En exécution du plan Freycinet le canal du Centre comportait 63 écluses, au lieu des 83 d’origine, distantes en moyenne de 1 700 mètres. Mais on retrouve l’opposition entre les deux versants. Du côté Méditerranée les écluses sont plus nombreuses (37) et les écarts plus grands et plus grandes les différences : on y trouve à la fois le bief le plus long (11 km) entre Saint-Gilles et l’aval de Chagny et le plus court . Dans sa partie la plus accidentée au droit de la commune de Saint-Léger-sur-Dheune, 7 écluses se succèdent sur 4 km (8 avant Freycinet). On ne compte plus que 26 des 30 écluses d’origine sur le versant Océan, depuis la suppression des quatre par lesquelles le canal se raccordait alors avec le lit de la Loire.
Les conditions de la navigation découlaient des normes retenues par le plan Freycinet : longueur des écluses de 38,5 mètres, largeur de 5,20 mètres.

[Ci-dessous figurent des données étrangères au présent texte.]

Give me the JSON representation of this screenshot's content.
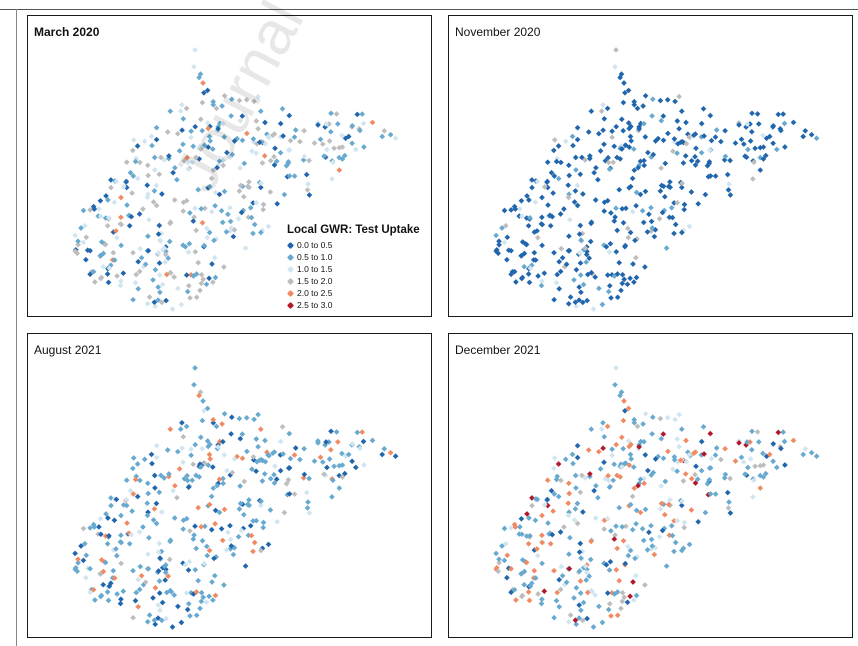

La profondeur des biefs (le mouillage) est de 2,20 mètres mais le tirant d’eau était limité à 1,8 mètre avec une marge de 40 cm sous la quille (le pied de pilote). Sous les ponts la hauteur libre était de 3,70 mètres. La péniche classiquement adaptée à ces normes pouvait charger à 300 tonnes. La vitesse de circulation, depuis la généralisation des péniches automotrices qui avaient succédé au halage depuis la berge, était limitée à 6 km/h. Précaution fort utile afin d’éviter l’érosion des berges par batillage. Cette vitesse était naturellement plus réduite aux approches d’une écluse, voire sur la longueur d’un bief entier trop court pour une montée en régime de croisière. Il fallait compter au total un minimum de 3 jours pour les péniches en transit.
On trouvera une consolation à ces performances qui paraissent peu flatteuses par comparaison avec les axes fluviaux majeurs en rappelant que le canal de Bourgogne, mis en service en 1832, dont on avait pensé faire le concurrent du canal du Centre, a des caractéristiques plus handicapantes : une longueur de 242 km, une dénivellation de 295 mètres du côté du réseau de la Seine à rattraper par 189 écluses ; de 196 mètres du côté de la Saône avec 83 écluses. Le seuil de partage des eaux de Pouilly-en-Auxois est, en effet, à 378 mètres. Encore est-il franchi par un tunnel de 3,3 km dans lequel les péniches, qui ont interdiction d’utiliser leur moteur, étaient tractées par un toueur.